20181121_1028545985507845133478244.jpgJ’hiberne.

Depuis cette claque douloureuse, depuis que le choc a été absorbé, depuis que le parcours médical compliqué est derrière moi, j’hiberne.

J’ai eu l’immense chance de tomber sur une médecin généraliste très compréhensive, qui m’a permis de bénéficier d’un arrêt de travail d’un peu plus de 15 jours. Une petite parenthèse pour me permettre de pleurer tout mon soûl, pour me permettre d’aller à mon rythme, dans ce deuil et dans mon corps.

Je dors, beaucoup. Le matin, en journée. La nuit aussi, même si là j’ai besoin de l’aide de médicaments pour trouver le sommeil.

Je cuisine, je vais au marché, je fais de la pâtisserie. Je me shoote à Netflix.

J’hiberne.

Je passe ma vie entre le canapé et la cuisine, avec cette pénible sensation de retrouver le rythme de mes congés maternité.
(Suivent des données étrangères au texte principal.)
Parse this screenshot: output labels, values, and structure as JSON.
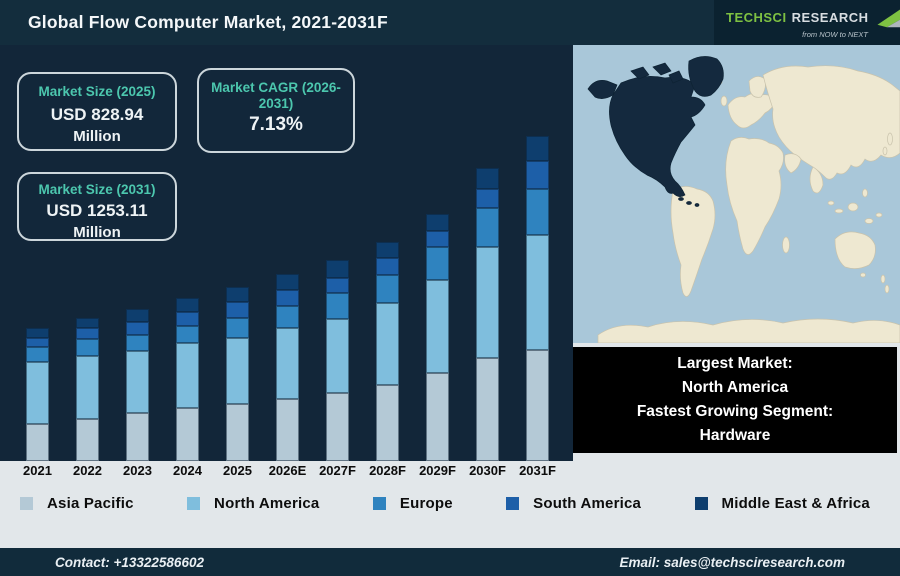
{
  "header": {
    "title": "Global Flow Computer Market, 2021-2031F",
    "logo": {
      "brand_primary": "TechSci",
      "brand_secondary": "Research",
      "tagline": "from NOW to NEXT"
    }
  },
  "stats": [
    {
      "label": "Market Size (2025)",
      "value": "USD 828.94",
      "unit": "Million"
    },
    {
      "label": "Market CAGR (2026-2031)",
      "value": "7.13%"
    },
    {
      "label": "Market Size (2031)",
      "value": "USD 1253.11",
      "unit": "Million"
    }
  ],
  "chart_data": {
    "type": "bar",
    "stacked": true,
    "title": "Global Flow Computer Market, 2021-2031F",
    "categories": [
      "2021",
      "2022",
      "2023",
      "2024",
      "2025",
      "2026E",
      "2027F",
      "2028F",
      "2029F",
      "2030F",
      "2031F"
    ],
    "series": [
      {
        "name": "Asia Pacific",
        "color": "#b4c9d6",
        "values": [
          37,
          42,
          48,
          53,
          57,
          62,
          68,
          76,
          88,
          103,
          111
        ]
      },
      {
        "name": "North America",
        "color": "#7fbedd",
        "values": [
          62,
          63,
          62,
          65,
          66,
          71,
          74,
          82,
          93,
          111,
          115
        ]
      },
      {
        "name": "Europe",
        "color": "#2f83bf",
        "values": [
          15,
          17,
          16,
          17,
          20,
          22,
          26,
          28,
          33,
          39,
          46
        ]
      },
      {
        "name": "South America",
        "color": "#1d5fa8",
        "values": [
          9,
          11,
          13,
          14,
          16,
          16,
          15,
          17,
          16,
          19,
          28
        ]
      },
      {
        "name": "Middle East & Africa",
        "color": "#0e3e6e",
        "values": [
          10,
          10,
          13,
          14,
          15,
          16,
          18,
          16,
          17,
          21,
          25
        ]
      }
    ],
    "value_axis": "none (no numeric y-axis shown; values are measured bar-segment heights in px, illustrative scale)",
    "anchor_values": {
      "market_size_2025_usd_million": 828.94,
      "market_size_2031_usd_million": 1253.11,
      "cagr_2026_2031_percent": 7.13
    },
    "legend_position": "bottom",
    "grid": false
  },
  "highlight_box": {
    "lines": [
      "Largest Market:",
      "North America",
      "Fastest Growing Segment:",
      "Hardware"
    ]
  },
  "footer": {
    "contact": "Contact: +13322586602",
    "email": "Email: sales@techsciresearch.com"
  }
}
Ce rythme si particulier de la fin de grossesse. L’anticipation heureuse en moins, évidemment….

J’ai eu le bonheur de vivre deux jolies parenthèses pendant cette période d’hibernation, avec tout d’abord la visite de ma copinaute de La Famille Ours, à qui j’ai réussi à parler de tout cela sans pleurer. Le coeur en vrac et les émotions haletantes, mais sans pleurer. Et ça m’a fait beaucoup de bien. Ça m’a rassuré sur ma robustesse, et ça m’a permis de voir le chemin parcouru en quelques jours de repos.

Quelques jours plus tard, j’ai profité d’un mercredi parfait avec ma grande Poupette. De ces journées où tout se combine bien, entre une météo clémente et une enfant reposée et donc charmante. De ces journées qui mettent du baume au coeur et nous rappelle pourquoi, pour qui, on avance.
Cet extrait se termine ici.